KabarPKS.com - Jakarta - Partai Keadilan Sejahtera kembali memasang nama Herlini Amran sebagai calon anggota Dewan Perwakilan Rakyat dari daerah pemilihan (dapil) Kepulauan Riau. Herlini yang kini duduk di Komisi X Dewan Perwakilan Rakyat dipasang di nomor urut 1.

Meski kembali dipasang di nomor urut 1, Herlini bertekad meningkatkan perolehan suara untuk ke Senayan. Targetnya, 80 ribu suara pemilih.

Perempuan kelahiran Riau, 18 April 1966, ini kini giat turun ke konstituen di Kepulauan Riau. Herlini aktif mengikuti berbagai kegiatan pengajian ibu-ibu, memberikan dakwah di berbagai forum kemasyarakatan. Maklum, sebagai jebolan S2 Tafsir Hadist dari International Islamic University Islamabad, Pakistan, Herlini kerap diminta berceramah di mana-mana termasuk di radio-radio.

Seperti yang dilansir VIVAnews, Selasa 18 Februari 2014, Herlini menyatakan, memperjuangkan hak-hak perempuan pada khususnya dan masyarakat pada umumnya merupakan keinginan yang ingin terus dilakukan jika ia terpilih kembali. Sejauh ini yang sudah dilakukan Herlini untuk masyarakat di dapilnya yaitu adalah secara proaktif melakukan advokasi untuk masyarakat dan membantu memajukan pendidikan di Kepulauan Riau.

"Selain pula melaksanakan fungsi DPR yaitu mengawasi berjalannya regulasi kebijakan dari pemerintah pusat ke daerah," kata Herlini.

Anggota Dewan Syariah Pusat Dewan Pimpinan Pusat PKS itu juga mengklarifikasi soal isu poligami yang kerap menyudutkan partainya.

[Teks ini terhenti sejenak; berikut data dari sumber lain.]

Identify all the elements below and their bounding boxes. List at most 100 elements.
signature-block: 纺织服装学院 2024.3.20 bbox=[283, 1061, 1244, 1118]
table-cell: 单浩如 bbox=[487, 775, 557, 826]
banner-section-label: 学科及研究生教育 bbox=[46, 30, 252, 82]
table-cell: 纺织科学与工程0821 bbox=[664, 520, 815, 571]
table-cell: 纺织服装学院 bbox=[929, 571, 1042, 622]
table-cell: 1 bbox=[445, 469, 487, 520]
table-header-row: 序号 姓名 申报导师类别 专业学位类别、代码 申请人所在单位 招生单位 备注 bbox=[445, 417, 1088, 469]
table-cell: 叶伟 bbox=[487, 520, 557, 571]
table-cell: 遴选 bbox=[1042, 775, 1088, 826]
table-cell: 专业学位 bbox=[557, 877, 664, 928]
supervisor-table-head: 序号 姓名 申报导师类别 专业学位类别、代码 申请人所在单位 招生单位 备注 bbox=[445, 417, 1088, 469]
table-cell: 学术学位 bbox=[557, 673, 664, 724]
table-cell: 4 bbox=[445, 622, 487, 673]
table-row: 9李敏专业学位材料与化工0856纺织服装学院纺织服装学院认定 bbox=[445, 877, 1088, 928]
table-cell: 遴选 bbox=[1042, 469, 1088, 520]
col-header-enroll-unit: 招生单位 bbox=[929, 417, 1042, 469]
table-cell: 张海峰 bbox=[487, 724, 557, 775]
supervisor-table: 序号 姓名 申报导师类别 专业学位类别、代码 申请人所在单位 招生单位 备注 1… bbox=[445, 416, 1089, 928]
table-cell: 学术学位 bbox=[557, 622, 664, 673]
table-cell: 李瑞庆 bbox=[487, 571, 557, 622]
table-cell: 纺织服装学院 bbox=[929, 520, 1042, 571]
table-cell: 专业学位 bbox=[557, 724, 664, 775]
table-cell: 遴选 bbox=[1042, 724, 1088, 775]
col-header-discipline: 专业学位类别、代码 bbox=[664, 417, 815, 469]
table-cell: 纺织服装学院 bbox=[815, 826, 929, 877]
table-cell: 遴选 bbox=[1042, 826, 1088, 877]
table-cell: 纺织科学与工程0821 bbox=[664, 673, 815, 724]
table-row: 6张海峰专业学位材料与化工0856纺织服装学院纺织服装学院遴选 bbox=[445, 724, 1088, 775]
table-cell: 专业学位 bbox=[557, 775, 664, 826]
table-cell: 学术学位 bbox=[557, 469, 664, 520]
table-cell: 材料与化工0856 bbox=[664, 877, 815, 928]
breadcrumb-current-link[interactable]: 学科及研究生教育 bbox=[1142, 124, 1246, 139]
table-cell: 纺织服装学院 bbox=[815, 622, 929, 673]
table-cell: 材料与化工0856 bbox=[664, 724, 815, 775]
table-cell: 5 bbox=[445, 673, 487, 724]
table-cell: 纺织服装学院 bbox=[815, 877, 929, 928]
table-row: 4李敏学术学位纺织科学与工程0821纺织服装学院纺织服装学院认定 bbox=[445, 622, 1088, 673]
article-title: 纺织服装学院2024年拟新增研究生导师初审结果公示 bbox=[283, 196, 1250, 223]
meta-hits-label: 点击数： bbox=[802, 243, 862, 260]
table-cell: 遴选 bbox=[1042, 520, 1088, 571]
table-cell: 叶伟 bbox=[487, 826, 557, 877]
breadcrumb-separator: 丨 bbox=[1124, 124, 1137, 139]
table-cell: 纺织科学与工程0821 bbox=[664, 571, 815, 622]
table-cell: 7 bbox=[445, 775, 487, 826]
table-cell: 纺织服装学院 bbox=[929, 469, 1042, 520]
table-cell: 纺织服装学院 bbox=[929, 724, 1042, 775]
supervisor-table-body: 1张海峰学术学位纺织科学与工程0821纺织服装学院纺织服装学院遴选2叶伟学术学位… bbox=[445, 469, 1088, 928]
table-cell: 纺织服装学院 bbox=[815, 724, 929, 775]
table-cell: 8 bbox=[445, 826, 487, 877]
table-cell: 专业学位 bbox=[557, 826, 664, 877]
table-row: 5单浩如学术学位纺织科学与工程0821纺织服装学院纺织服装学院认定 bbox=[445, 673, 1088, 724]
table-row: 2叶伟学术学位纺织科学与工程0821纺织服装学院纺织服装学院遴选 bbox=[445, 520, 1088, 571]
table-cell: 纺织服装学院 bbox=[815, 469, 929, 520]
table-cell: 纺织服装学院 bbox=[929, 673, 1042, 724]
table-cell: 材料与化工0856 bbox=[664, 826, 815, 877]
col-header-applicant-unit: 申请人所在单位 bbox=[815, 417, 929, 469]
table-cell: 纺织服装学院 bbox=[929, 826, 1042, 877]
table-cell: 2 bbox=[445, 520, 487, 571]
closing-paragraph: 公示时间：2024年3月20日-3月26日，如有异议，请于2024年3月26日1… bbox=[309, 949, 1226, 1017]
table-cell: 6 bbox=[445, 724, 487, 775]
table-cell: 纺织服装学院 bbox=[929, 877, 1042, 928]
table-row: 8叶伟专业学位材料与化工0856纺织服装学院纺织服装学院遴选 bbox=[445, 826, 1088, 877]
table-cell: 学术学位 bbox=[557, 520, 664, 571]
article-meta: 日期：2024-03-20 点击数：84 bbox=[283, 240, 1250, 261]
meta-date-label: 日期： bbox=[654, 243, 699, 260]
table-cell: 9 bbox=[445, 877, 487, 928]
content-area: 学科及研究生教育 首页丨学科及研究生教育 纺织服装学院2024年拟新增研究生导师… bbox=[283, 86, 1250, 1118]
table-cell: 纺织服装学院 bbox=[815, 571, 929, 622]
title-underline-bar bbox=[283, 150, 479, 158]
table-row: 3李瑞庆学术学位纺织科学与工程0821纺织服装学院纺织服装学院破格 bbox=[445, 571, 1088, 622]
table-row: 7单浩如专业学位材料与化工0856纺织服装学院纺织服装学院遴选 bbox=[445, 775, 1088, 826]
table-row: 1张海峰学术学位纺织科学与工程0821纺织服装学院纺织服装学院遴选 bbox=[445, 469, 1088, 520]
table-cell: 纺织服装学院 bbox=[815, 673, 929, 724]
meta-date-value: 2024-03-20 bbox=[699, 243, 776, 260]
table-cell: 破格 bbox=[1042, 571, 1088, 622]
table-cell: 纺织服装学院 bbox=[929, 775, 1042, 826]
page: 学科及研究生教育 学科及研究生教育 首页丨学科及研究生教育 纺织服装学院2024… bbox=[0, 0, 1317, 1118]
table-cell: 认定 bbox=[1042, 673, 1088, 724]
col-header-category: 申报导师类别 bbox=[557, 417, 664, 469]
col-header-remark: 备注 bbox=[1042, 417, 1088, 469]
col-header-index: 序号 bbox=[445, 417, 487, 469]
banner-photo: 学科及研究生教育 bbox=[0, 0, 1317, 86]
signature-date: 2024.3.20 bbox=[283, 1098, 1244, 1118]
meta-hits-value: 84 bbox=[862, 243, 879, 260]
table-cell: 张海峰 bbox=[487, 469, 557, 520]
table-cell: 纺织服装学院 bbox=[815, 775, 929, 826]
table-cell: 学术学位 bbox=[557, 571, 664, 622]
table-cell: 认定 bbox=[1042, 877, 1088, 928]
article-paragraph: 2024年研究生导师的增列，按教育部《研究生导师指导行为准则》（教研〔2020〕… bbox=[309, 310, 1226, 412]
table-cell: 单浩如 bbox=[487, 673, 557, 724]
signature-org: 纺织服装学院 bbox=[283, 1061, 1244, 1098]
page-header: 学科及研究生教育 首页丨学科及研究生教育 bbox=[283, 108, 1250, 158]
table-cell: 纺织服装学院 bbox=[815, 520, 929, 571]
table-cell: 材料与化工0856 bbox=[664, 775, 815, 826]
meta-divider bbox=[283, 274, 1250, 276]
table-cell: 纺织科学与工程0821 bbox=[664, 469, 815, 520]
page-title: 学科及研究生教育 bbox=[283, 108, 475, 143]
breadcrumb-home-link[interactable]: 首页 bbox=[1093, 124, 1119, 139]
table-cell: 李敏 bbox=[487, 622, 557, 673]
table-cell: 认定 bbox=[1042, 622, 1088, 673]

Menurut Herlini, hanya sebagian kecil kader PKS yang melakukan poligami.

Herlini meminta masyarakat harus adil menanggapi isu miring seputar PKS ini. "Kasus ini bukanlah merupakan masalah partai, melainkan hanya perbuatan individu. Untuk itu masyarakat harus adil menanggapinya," katanya jebolan Sastra Arab Universitas Indonesia itu.

Secara individu, Herlini sendiri tidak setuju dengan poligami karena menurutnya masyarakat yang kuat dan sejahtera terlahir dari keluarga yang solid, dan keluarga yang solid ini haruslah berasal dari keluarga yang kokoh.  Dengan bekal keluarga kokoh itulah, kata Herlini, masyarakat adil dan sejahtera terwujud.

Kini, tinggal pada masyarakat untuk memilih, apakah tetap mempercayainya untuk kembali ke DPR. "Masalah menang atau tidak, sudah tertulis di suratan takdir dan sebagai manusia hanya bisa menjalankan sebaik mungkin," kata Herlini.